Members of Congregation Ohev Shalom resoundingly approved the Board of Trustees' recommendation to make Rabbi David Kay their religious leader, in a vote at the COS annual meeting.

Rabbi Kay, who came to COS as assistant rabbi in 2004, had been serving as interim rabbi since Rabbi Aaron D. Rubinger decided last fall to semi-retire as Rabbi Emeritus. The April vote confirmed the congregation's support for Rabbi Kay's continuing as rabbi of COS.

Rabbi Kay began his rabbinical training when he was 40, an unusual path to the rabbinate at a time when most of his classmates were recent college graduates. However, he saw his extensive real-world experiences as an advantage in shaping his responses as clergy. As a very engaged Jewish youth growing up in Chicago, he had been determined to be a rabbi, but his path after college took him first to a career as a musician and a position at an animal welfare organization. He reconnected to the organized Jewish community when he was introduced to a synagogue for the deaf in suburban Chicago. He soon was asked to perform at a coffee house for deaf and hearing young adults, where he met a member of the synagogue's signing choir named Joanne Goldman-and they were married five months later.


When the couple's son, Jonah, was a toddler, the family moved to New York for Rabbi Kay to begin rabbinical training at Jewish Theological Seminary. Two years later, they moved to Israel for a year so Rabbi Kay could study in Jerusalem, and then returned to New York to complete preparations for his ordination. Rabbi Kay's first pulpit was in a newly formed small congregation in Naples, Fla., where he spent a student year and continued as rabbi for two years.


When the opportunity arose to join a well-established congregation in Orlando as assistant rabbi, Rabbi Kay was intrigued. He recalls that the day he came as a candidate to meet the COS leadership and professional staff was a Wednesday-a busy day for the religious school and youth programs. He was very impressed with the vibrant and engaged congregation he was introduced to that day, and the people he met were impressed with him.

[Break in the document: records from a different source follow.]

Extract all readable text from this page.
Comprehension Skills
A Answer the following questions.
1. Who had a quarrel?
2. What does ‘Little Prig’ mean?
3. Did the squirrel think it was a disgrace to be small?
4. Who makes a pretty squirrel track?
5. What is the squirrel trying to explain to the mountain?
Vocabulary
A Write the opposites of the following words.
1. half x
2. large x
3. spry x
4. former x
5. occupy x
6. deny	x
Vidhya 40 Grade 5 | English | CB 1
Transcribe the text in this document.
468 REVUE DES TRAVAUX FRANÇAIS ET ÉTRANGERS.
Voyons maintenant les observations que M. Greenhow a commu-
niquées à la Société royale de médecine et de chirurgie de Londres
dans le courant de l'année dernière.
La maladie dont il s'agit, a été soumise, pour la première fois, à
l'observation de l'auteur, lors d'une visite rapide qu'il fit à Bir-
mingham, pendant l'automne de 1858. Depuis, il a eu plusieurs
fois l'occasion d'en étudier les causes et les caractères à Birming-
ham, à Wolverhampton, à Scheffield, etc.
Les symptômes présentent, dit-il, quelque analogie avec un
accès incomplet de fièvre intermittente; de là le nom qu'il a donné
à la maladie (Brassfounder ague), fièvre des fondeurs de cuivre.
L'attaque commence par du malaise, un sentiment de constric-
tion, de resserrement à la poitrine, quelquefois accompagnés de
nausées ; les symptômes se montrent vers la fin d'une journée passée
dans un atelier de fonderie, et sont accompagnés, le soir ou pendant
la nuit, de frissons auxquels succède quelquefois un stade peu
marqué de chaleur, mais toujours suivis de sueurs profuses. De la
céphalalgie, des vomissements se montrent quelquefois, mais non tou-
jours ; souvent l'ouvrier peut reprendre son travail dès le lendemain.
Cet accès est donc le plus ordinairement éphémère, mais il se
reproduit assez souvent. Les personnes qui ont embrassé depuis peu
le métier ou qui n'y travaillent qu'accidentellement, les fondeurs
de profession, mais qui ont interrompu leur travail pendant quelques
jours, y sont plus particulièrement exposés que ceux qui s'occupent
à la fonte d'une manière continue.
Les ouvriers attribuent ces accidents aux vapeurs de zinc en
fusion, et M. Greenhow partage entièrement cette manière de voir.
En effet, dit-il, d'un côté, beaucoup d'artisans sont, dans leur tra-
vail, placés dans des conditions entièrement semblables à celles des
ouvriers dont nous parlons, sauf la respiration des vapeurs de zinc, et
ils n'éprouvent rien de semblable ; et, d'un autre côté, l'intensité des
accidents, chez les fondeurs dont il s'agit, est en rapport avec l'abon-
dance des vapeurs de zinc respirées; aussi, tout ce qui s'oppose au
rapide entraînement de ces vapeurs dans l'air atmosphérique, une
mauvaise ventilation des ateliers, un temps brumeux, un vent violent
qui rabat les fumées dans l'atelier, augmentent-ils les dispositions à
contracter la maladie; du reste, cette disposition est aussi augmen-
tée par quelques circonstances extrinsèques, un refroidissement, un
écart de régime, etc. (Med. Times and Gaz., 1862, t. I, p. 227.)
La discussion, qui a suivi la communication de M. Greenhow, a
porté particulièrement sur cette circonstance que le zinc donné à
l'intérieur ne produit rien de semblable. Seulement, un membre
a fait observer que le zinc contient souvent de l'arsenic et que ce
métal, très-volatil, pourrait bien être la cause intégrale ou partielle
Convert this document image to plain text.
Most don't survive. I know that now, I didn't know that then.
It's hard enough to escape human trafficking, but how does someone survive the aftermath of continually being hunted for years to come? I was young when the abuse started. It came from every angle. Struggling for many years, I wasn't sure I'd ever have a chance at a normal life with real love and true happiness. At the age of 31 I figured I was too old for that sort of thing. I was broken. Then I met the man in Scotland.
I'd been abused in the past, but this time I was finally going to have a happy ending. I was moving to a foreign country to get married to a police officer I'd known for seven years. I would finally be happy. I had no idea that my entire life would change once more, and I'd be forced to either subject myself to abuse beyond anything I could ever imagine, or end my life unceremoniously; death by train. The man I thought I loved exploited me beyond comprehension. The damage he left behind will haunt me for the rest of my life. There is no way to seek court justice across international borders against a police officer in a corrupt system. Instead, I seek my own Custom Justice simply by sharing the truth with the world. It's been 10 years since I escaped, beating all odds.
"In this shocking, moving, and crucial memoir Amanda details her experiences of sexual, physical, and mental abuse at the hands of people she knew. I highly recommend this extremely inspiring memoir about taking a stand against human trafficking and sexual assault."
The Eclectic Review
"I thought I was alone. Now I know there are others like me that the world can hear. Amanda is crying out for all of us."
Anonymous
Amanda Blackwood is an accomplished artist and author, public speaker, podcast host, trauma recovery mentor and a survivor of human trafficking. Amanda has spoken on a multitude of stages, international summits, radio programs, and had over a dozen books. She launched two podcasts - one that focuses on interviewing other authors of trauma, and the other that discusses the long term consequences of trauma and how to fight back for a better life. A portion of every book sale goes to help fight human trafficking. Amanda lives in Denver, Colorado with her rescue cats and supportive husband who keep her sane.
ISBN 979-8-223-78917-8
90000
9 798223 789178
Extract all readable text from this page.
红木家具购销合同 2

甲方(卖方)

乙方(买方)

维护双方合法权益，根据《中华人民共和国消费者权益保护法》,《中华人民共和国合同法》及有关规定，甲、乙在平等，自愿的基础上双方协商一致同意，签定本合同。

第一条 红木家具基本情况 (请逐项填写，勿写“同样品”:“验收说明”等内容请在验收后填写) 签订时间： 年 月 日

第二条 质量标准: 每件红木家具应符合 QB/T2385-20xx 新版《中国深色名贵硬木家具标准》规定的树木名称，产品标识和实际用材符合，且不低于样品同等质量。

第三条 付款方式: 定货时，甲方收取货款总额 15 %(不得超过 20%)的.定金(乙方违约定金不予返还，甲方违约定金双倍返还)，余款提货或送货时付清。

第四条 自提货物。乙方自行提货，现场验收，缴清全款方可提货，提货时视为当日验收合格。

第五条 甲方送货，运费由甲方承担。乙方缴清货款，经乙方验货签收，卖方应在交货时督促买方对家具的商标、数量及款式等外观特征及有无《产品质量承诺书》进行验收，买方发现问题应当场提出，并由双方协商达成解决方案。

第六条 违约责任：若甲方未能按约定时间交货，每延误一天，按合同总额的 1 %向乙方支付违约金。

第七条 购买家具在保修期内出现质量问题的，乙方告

It was clear from the beginning that this would be a good fit.

His nearly 14 years of service to Ohev Shalom have given him important insights that will serve him well in his new role, Rabbi Kay noted. "Jo and I already know what it's like to raise a child, navigate B'nei Mitzvah and teen years, and be empty nesters in this community," he said. "We experience so many of life's joys and losses, successes and failures, here-we're not only community leaders, we're community members, too."


Of his new position as spiritual leader of COS, Rabbi Kay said, "I'm honored and humbled to step into this role just as Ohev Shalom celebrates its 100th anniversary. Our second century begins in a rapidly changing world, with challenges that past generations never imagined and potential that past generations never dreamed of. Meeting the challenges and tapping into the potential are the keys to our continuing success in serving the Jewish community."